Yakama tribal members Mackie Jackson of The Dalles, left, and Anthony George of Hood River, second from left, throw out a gillnet during a May 2014 protest of the proposed coal facility on the Columbia River at the Port of Morrow in Boardman.

Congress has passed a bill authorizing the U.S. Environmental Protection Agency to establish a competitive, voluntary grant program for environmental cleanup work in the Columbia River.

The Columbia River Restoration Act was included as part of the federal Water Resources Development Act of 2016, which lawmakers approved Dec. 9.

Grants could help pay for projects that improve water quality in the basin, reduce pollution or clean up contaminated sites. Oregon Sens. Ron Wyden and Jeff Merkley, both Democrats, cheered the legislation, which was supported by a diverse group of environmental, tribal and industry groups. Co-sponsors included Washington Sens. Patty Murray and Maria Cantwell, both Democrats, and U.S. Reps. Suzanne Bonamici and Peter DeFazio, both Oregon Democrats.

“Nobody wants to worry that the water they are drinking or fishing in or swimming in is tainted, but 8 million inhabitants of the Columbia River Basin have had their health, safety and environment endangered by toxins in the river,” Merkley said. “Now, Congress is finally doing something about it.”

The Columbia River is the largest river in the Northwest, with a drainage basin roughly the size of France. It is historically the largest salmon-producing river system in the world, with annual returns peaking at around 16 million fish.

However, the basin is the only large aquatic ecosystem in the U.S. that receives no dedicated funding to clean up and monitor toxic chemicals. The EPA has identified numerous toxins in the basin, including arsenic, lead, pesticides and flame retardants. High levels of pollutants can build up in the fatty tissue of fish and lamprey, which are consumed by people and can cause significant health problems and birth defects.

“Preserving and protecting the river is a must to ensure the river remains the clean and healthy lifeblood of our region,” Wyden said.

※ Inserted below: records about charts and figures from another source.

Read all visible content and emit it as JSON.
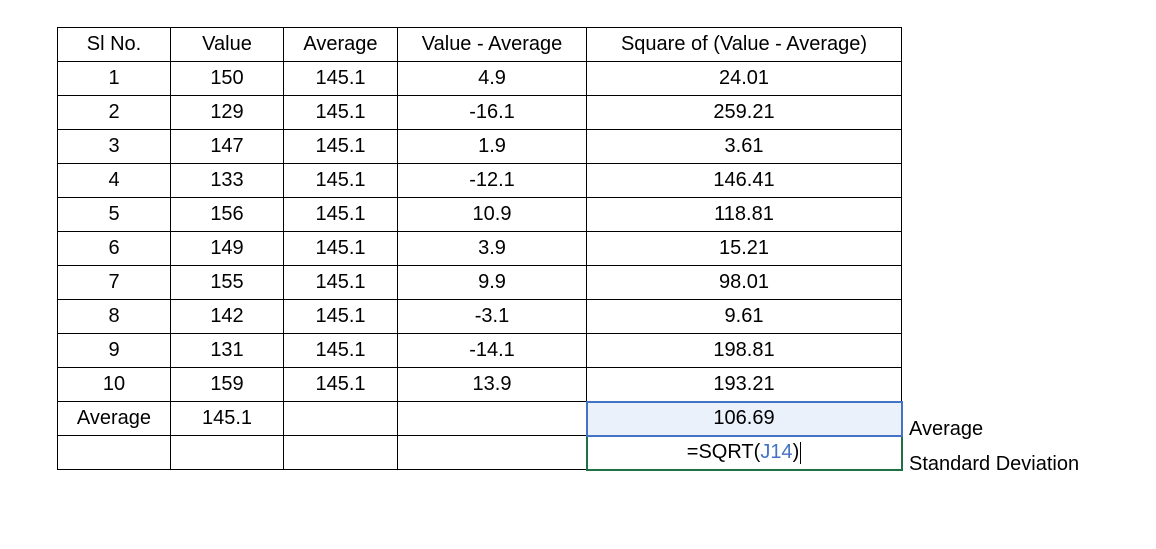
{
  "table": {
    "headers": [
      "Sl No.",
      "Value",
      "Average",
      "Value - Average",
      "Square of (Value - Average)"
    ],
    "rows": [
      {
        "sl": "1",
        "value": "150",
        "avg": "145.1",
        "diff": "4.9",
        "sq": "24.01"
      },
      {
        "sl": "2",
        "value": "129",
        "avg": "145.1",
        "diff": "-16.1",
        "sq": "259.21"
      },
      {
        "sl": "3",
        "value": "147",
        "avg": "145.1",
        "diff": "1.9",
        "sq": "3.61"
      },
      {
        "sl": "4",
        "value": "133",
        "avg": "145.1",
        "diff": "-12.1",
        "sq": "146.41"
      },
      {
        "sl": "5",
        "value": "156",
        "avg": "145.1",
        "diff": "10.9",
        "sq": "118.81"
      },
      {
        "sl": "6",
        "value": "149",
        "avg": "145.1",
        "diff": "3.9",
        "sq": "15.21"
      },
      {
        "sl": "7",
        "value": "155",
        "avg": "145.1",
        "diff": "9.9",
        "sq": "98.01"
      },
      {
        "sl": "8",
        "value": "142",
        "avg": "145.1",
        "diff": "-3.1",
        "sq": "9.61"
      },
      {
        "sl": "9",
        "value": "131",
        "avg": "145.1",
        "diff": "-14.1",
        "sq": "198.81"
      },
      {
        "sl": "10",
        "value": "159",
        "avg": "145.1",
        "diff": "13.9",
        "sq": "193.21"
      }
    ],
    "average_row": {
      "label": "Average",
      "value": "145.1",
      "result": "106.69"
    },
    "formula": {
      "prefix": "=SQRT(",
      "ref": "J14",
      "suffix": ")"
    }
  },
  "side_labels": {
    "average": "Average",
    "std_dev": "Standard Deviation"
  },
  "colors": {
    "ref_border": "#4472c4",
    "ref_fill": "#eaf1fb",
    "ref_text": "#4472c4",
    "active_border": "#1e7145",
    "grid_border": "#000000"
  }
}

The program does not add any new EPA regulations. The bill was supported by the Columbia River Inter-Tribal Fish Commission — representing the Umatilla, Yakama, Warm Springs and Nez Perce tribes — as well as the Pacific Northwest Waterways Association, Lower Columbia Estuary Partnership (formerly chaired by Chinook Observer Editor Matt Winters) and Salmon-Safe.

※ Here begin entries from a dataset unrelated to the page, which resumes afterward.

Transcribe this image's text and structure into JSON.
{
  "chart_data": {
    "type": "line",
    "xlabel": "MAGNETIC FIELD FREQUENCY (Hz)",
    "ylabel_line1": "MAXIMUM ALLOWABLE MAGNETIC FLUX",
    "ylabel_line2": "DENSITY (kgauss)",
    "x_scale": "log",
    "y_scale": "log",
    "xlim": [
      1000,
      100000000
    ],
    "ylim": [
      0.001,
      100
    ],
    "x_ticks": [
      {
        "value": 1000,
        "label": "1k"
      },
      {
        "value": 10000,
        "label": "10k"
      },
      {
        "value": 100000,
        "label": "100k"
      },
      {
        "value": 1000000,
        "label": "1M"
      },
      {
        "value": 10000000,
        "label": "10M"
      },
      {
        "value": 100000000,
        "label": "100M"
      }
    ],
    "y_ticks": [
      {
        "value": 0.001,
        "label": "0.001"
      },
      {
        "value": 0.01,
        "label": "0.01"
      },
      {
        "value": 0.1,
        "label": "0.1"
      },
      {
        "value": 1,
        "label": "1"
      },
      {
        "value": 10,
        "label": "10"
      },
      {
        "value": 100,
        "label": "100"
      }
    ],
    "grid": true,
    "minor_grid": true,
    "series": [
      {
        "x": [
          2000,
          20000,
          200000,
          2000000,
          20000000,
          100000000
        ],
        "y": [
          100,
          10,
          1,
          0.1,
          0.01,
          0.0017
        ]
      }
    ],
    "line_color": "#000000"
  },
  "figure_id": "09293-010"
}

“The Estuary Partnership has worked on passage of this Act for eight years, and we are thrilled that the bill passed both houses of Congress. This victory could not have happened without the numerous partners who worked to build support for the Act throughout the northwest. We are especially grateful the leadership of our northwest Congressional delegation for being champions for our river,” said Estuary Partnership Executive Director Debrah Marriott.

The Columbia River Basin is one of only two major EPA designated “large aquatic ecosystems” to receive no funding pursuant to that designation. Passage of this Act will finally bring the Columbia River Basin in line with other “large aquatic ecosystems” such as Puget Sound and the Great Lakes, reduce the presence of toxics in the basin, and protect the health of our communities.